Some share trading advice for newbies
Stock trading can easily burn fingers if the strategies employed are immature, lacking and out of fashion. Known for its complex and highly unpredictable nature (atleast what the Indian bourses are known for) a new entrant can really lose out of hi hard earned money in no time if he invests without any basic know how of the game.
Therefore, get your basics intact before planning to invest in the stock market. Though, it’s an unwritten rule that a first timer always reaps profits in the first trade but thereon (trading with same strategy) markets can get really cruel to him.
For someone wishing to trade first time in his life needs to open a trading account (for trading stocks) and a Demat account ( for storing stocks in dematerialized form) in order to begin with trading in shares. An active bank account is a must and has to be linked with the other two accounts for purchasing and selling shares.
How does it work?
Presently, stocks are traded online in digital form and this has saved a lot of cost and precious time of a trader. When a person wants to buy or sell his shares he just needs to log on to his trading account and specify the details such as company name, lot size of the shares to buy or sell and the price quote. When the desired price is reached, the trade is executed and the required amount is credited or debited to the bank account. For the service every brokerage house charges some transaction fee.
How can a novice defend his position against the imminent risks?
Imagine you invest (buy) in 50 stocks of a company ABC which are trading at Rs 100/share. Presume fresh news about the company suffering substantial loss strikes the stock market and leads to a fall in the price of the stock. Suppose the stock falls down to Rs 20, you are bound to bear Rs 80 loss on a share that adds up to a hammering of Rs 4,000 in total.This can be really dispiriting for a novice.
Then should he limit his losses?
He can fix a stop loss (an order to buy or sell the lot once the price of the equity climbs up or drops down from the specified stop price) for his order at around Rs 96 ( a price decided in consultation with a market analyst) and limit his losses. As soon the stock falls to the price level of Rs 96 his sell order will execute on its own thus saving him more losses as the share plunges further. One can easily set a minimum monthly loss percentage limit as per his capacity of supporting losses.
However, one should definitely get enrolled in a stock market training course and learn about the nuances of the trade.

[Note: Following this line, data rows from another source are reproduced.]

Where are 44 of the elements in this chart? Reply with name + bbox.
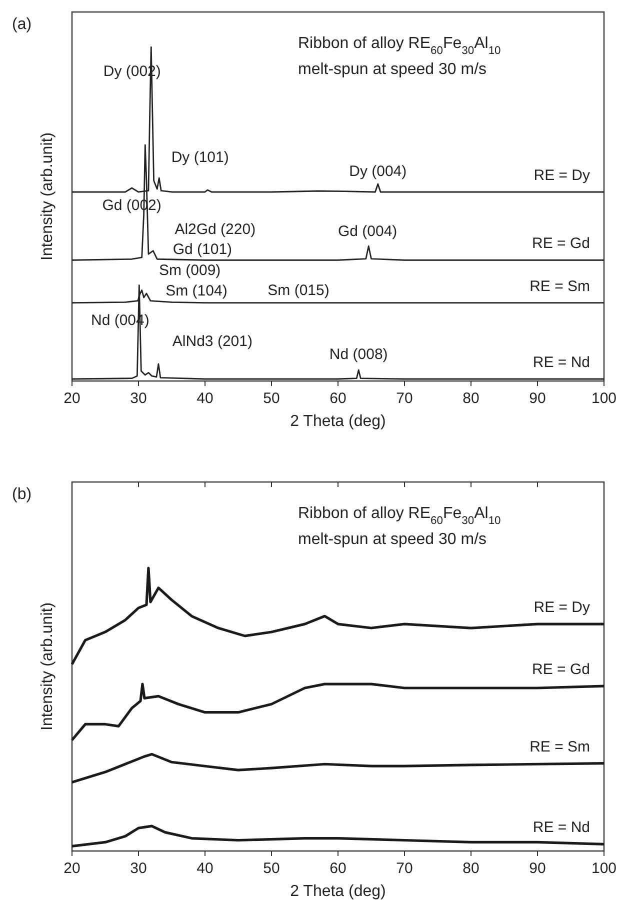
annotation: Gd (101): [172, 241, 232, 258]
annotation: Dy (004): [349, 162, 407, 180]
chart-title: (b): [12, 486, 32, 503]
chart-subtitle: Ribbon of alloy RE$_{60}$Fe$_{30}$Al$_{10}$ melt-spun at speed 30 m/s: [298, 35, 501, 78]
series-label: RE = Dy: [534, 599, 590, 616]
x-tick-label: 70: [396, 390, 413, 407]
annotation: Sm (015): [268, 282, 330, 299]
chart-subtitle: Ribbon of alloy RE$_{60}$Fe$_{30}$Al$_{10}$ melt-spun at speed 30 m/s: [298, 505, 501, 548]
x-axis-title: 2 Theta (deg): [290, 413, 386, 430]
x-tick-label: 70: [396, 860, 413, 877]
x-tick-label: 50: [263, 390, 280, 407]
annotation: Sm (104): [166, 282, 228, 300]
series-label: RE = Sm: [530, 738, 590, 756]
x-tick-label: 20: [64, 390, 80, 407]
annotation: Dy (101): [171, 148, 229, 166]
series-label: RE = Nd: [532, 354, 590, 371]
y-axis-title: Intensity (arb.unit): [39, 132, 56, 261]
series-label: RE = Sm: [530, 278, 590, 295]
series-label: RE = Gd: [532, 235, 590, 252]
y-axis-title: Intensity (arb.unit): [39, 602, 56, 731]
x-axis-title: 2 Theta (deg): [290, 883, 386, 900]
x-tick-label: 100: [591, 390, 617, 407]
x-tick-label: 30: [130, 390, 147, 407]
x-tick-label: 100: [591, 860, 617, 877]
x-tick-label: 80: [462, 390, 480, 407]
series-label: RE = Nd: [532, 819, 590, 836]
series-label: RE = Dy: [534, 166, 590, 184]
series-label: RE = Gd: [532, 661, 590, 678]
x-tick-label: 60: [330, 390, 346, 407]
x-tick-label: 90: [529, 860, 546, 877]
annotation: AlNd3 (201): [172, 332, 252, 350]
x-tick-label: 30: [130, 860, 147, 877]
x-tick-label: 50: [263, 860, 280, 877]
chart-title: (a): [12, 16, 32, 33]
annotation: Sm (009): [158, 262, 221, 280]
x-tick-label: 60: [330, 860, 346, 877]
x-tick-label: 20: [64, 860, 80, 877]
annotation: Nd (008): [329, 346, 388, 363]
annotation: Gd (004): [338, 223, 398, 240]
x-tick-label: 40: [196, 860, 214, 877]
annotation: Al2Gd (220): [174, 220, 256, 238]
x-tick-label: 80: [462, 860, 480, 877]
x-tick-label: 90: [529, 390, 546, 407]
x-tick-label: 40: [196, 390, 214, 407]
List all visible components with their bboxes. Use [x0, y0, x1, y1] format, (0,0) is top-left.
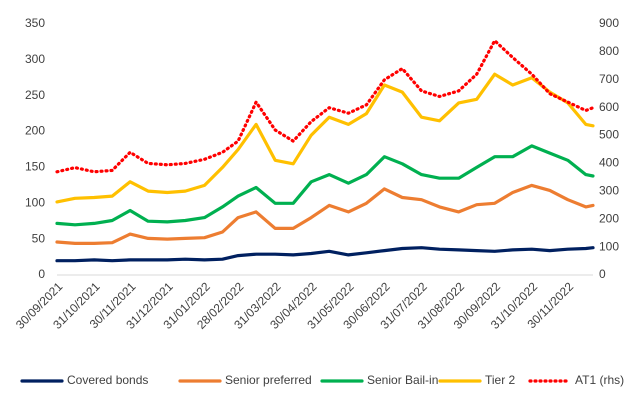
y2-tick-label: 500	[599, 128, 619, 142]
series-line	[55, 246, 595, 263]
y2-tick-label: 300	[599, 184, 619, 198]
y-tick-label: 150	[25, 160, 45, 174]
y-tick-label: 250	[25, 88, 45, 102]
y2-tick-label: 600	[599, 100, 619, 114]
y2-tick-label: 700	[599, 72, 619, 86]
y2-tick-label: 800	[599, 44, 619, 58]
legend-label: Covered bonds	[67, 373, 148, 387]
legend-label: Tier 2	[485, 373, 516, 387]
series-line	[55, 39, 595, 174]
y2-tick-label: 900	[599, 16, 619, 30]
series-line	[55, 144, 595, 227]
legend-label: Senior preferred	[225, 373, 312, 387]
legend-label: AT1 (rhs)	[575, 373, 624, 387]
y-tick-label: 350	[25, 16, 45, 30]
y2-tick-label: 0	[599, 267, 606, 281]
y2-tick-label: 100	[599, 239, 619, 253]
series-line	[55, 72, 595, 204]
y-tick-label: 100	[25, 195, 45, 209]
y-tick-label: 200	[25, 124, 45, 138]
y-tick-label: 300	[25, 52, 45, 66]
y2-tick-label: 400	[599, 156, 619, 170]
y2-tick-label: 200	[599, 211, 619, 225]
y-tick-label: 50	[32, 231, 46, 245]
series-line	[55, 183, 595, 245]
legend-label: Senior Bail-in	[367, 373, 438, 387]
y-tick-label: 0	[38, 267, 45, 281]
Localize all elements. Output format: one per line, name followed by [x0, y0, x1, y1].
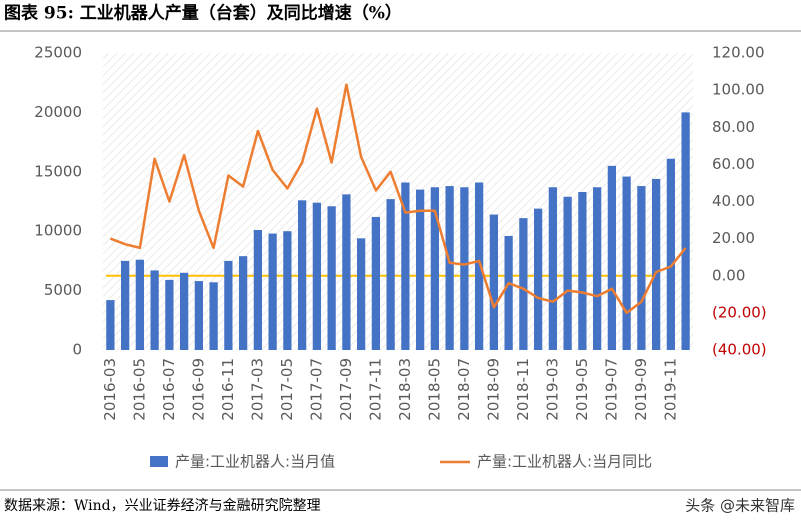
- y2-tick-label: (40.00): [712, 341, 767, 359]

Market trends and technical charts really help
Other than following the financial news on a regular basis one should also learn to track technical charts and study changing market trends in detail. One who knows how to track the resistance and support level for a stock would not ever find himself in failure. Although, market is also affected by unsystematic risks (other than systematic risks) and with respect to Indian markets where FII’s play an important part, there are miscellaneous factors affecting its rise and fall.
Invest in long term
It always beneficial to invest in the long term as it will not only provide you tax benefits in form of long term capital gains but also lead to proper realization of stock’s actual potential —– thus providing you with high profits.